Die Klassenfahrt nach Fahren vom 19.4.2010-23.4.2010 war abwechslungsreich. Nach einer langen Zugfahrten kamen wir in Ventschow an. Die erste Herausforderung war eine Fahrradtour (8 km) zu unserer Unterkunft. Wir wurden mit einem warmen Essen begrüßt und den Betreuern vorgestellt, es waren: Haci, Tjoma, Julia, Horst und Kerstin.

Nachdem wir unsere Zimmer bezogen hatten, trafen wir uns zu einer Vorstellungsrunde. Danach gab es draußen kleine Klettereinheiten, um zu testen, wie die Gruppe zusammen hält.

Es stellte sich heraus, dass wir als Klasse nicht gut zusammen halten.

Am nächsten Morgen gab es um 9.00 Uhr Frühstück. Die Essenzeiten wurden immer mit einem Tuten eines Nordhorns angekündigt. Bei manchen Schülern klappte es nicht, nach dem Frühstück das Geschirr abzuräumen und in den Geschirrspüler zu stellen.

Bei der Kletteraktion danach wurden verschiedene Einheiten angeboten: Jakobsleiter, Strickleiter, Kletterwand und Seilbahn. Wir sicherten uns gegenseitig, so waren schon die ersten Schritte bei der Teamarbeit in der Klasse getan. Bei dem abendlichen Stuhlkreis diskutierten wir über den kommenden Tag. Von den meisten kam der Vorschlag eine Kanutour zu machen. Horst und Kerstin bereiteten uns durch die Kanuschule darauf vor. Trotz Horsts Warnungen, dass die Tour anstrengend sein kann, war die Klasse von der Idee nicht abzubringen. Die Vorbereitungen wurden getroffen. Das es nicht so gut war, ist uns erst mitten in der Tour klar geworden. Es war das richtige Aprilwetter: mal schien die Sonne, dann regnete es. Es war anstrengend und es schien zu lang. Aber wir waren froh, dass wir die Kanutour schafften. Nachdem wir die Kanus gesäubert hatten, fuhren wir in Taxis zum Grünen Graßhalm. Auf der Fahrt hagelte es. Abends war Relaxen bei dem Film „Beverly Hills Ninja. Die Kampfwurst“ angesagt.

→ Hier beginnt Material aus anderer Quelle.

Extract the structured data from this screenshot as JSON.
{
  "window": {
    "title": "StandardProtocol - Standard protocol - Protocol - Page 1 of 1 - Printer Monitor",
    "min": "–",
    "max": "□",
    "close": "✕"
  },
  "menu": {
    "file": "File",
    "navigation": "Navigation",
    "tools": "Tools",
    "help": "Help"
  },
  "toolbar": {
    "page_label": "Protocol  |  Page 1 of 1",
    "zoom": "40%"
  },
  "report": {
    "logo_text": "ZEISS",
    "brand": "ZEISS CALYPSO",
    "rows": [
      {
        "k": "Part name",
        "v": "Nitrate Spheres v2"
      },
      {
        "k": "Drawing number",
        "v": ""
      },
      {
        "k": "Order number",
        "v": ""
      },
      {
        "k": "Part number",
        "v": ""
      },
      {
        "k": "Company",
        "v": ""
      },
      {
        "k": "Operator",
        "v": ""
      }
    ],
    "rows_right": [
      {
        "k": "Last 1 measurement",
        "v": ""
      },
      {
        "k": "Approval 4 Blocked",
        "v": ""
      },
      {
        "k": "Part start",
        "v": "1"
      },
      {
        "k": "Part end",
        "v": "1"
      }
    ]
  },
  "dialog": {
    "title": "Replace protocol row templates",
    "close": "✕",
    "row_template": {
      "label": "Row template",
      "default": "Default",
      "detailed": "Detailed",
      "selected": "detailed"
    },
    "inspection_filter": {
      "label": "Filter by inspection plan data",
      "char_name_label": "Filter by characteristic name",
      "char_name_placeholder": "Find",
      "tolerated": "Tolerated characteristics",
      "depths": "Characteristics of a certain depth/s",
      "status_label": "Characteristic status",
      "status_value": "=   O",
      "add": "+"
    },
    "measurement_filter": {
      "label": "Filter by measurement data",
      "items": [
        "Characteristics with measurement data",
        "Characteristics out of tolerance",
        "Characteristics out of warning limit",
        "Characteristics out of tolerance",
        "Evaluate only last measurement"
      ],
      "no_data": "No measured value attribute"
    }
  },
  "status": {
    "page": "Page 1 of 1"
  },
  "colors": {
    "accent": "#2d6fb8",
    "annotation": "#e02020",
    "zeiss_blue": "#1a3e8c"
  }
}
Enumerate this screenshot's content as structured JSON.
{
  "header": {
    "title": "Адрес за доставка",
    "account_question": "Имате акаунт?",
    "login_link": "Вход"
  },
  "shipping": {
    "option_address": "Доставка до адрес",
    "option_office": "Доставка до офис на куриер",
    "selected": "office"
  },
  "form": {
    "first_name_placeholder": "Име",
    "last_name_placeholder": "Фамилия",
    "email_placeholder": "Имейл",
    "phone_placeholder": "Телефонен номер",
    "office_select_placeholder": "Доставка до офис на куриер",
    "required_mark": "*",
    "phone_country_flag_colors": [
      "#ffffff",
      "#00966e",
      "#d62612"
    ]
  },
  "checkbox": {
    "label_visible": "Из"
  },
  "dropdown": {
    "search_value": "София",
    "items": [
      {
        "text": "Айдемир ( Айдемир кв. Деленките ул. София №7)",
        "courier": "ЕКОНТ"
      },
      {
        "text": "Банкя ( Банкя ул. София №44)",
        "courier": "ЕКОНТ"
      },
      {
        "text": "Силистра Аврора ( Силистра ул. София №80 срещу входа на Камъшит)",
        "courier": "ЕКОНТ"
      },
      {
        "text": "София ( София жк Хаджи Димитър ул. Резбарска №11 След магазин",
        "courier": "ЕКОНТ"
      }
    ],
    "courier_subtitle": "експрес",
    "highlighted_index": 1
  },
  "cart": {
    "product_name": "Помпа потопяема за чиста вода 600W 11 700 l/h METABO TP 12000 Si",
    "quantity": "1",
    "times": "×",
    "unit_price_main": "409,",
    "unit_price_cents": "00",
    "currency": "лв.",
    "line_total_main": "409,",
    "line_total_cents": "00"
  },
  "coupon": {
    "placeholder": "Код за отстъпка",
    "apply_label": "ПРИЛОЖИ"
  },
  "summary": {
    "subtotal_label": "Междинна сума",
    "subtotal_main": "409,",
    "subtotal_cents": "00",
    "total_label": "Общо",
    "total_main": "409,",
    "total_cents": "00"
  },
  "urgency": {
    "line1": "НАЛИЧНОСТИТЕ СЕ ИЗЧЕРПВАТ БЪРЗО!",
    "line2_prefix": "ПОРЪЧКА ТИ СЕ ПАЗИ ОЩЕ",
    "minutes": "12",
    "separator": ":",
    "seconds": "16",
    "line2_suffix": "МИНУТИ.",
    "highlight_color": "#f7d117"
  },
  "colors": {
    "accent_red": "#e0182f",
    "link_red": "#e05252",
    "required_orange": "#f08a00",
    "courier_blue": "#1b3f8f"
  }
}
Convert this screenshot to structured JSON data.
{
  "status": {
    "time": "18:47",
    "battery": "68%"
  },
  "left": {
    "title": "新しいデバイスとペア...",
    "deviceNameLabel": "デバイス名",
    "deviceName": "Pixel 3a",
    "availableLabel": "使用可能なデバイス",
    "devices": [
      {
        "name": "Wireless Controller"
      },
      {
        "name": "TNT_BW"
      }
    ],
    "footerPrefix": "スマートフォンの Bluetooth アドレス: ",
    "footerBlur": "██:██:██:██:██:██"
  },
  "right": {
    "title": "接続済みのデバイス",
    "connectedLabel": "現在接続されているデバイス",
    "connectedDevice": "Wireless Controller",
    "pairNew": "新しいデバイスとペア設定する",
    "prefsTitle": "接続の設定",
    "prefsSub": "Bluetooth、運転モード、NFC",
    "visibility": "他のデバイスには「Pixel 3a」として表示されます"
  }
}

Am Donnerstag entschieden wir uns, nur zu faulenzen: eine Gruppe wollte Schoppen, die andere Seilbahn fahren. Auch Pokern war eine beliebte Beschäftigung. Am Nachmittag malten die Mädchen ein riesiges Bild von einem Strand auf Usedom. Später trafen wir uns draußen zur nächsten Gruppenübung. Haci hatte ein Spinnennetz gespannt. Der Sinn des Spiels war es, von einer Seite zur anderen durchzukommen, ohne die Seile zu berühren. Beim 2. Anlauf hatten wir es geschafft und es hat die Teamfähigkeit enorm gesteigert.

Der Abreisetag:  von 08.00 Uhr bis 09.00 Uhr war „Putzparty“ angesagt, dann begaben sich alle an den Frühstückstisch. Jetzt mussten noch alle ihre Koffer packen, danach fuhren wir zum Bahnhof.

Die Klasse hat nun einen besseren Zusammenhalt nach der Klassenfahrt.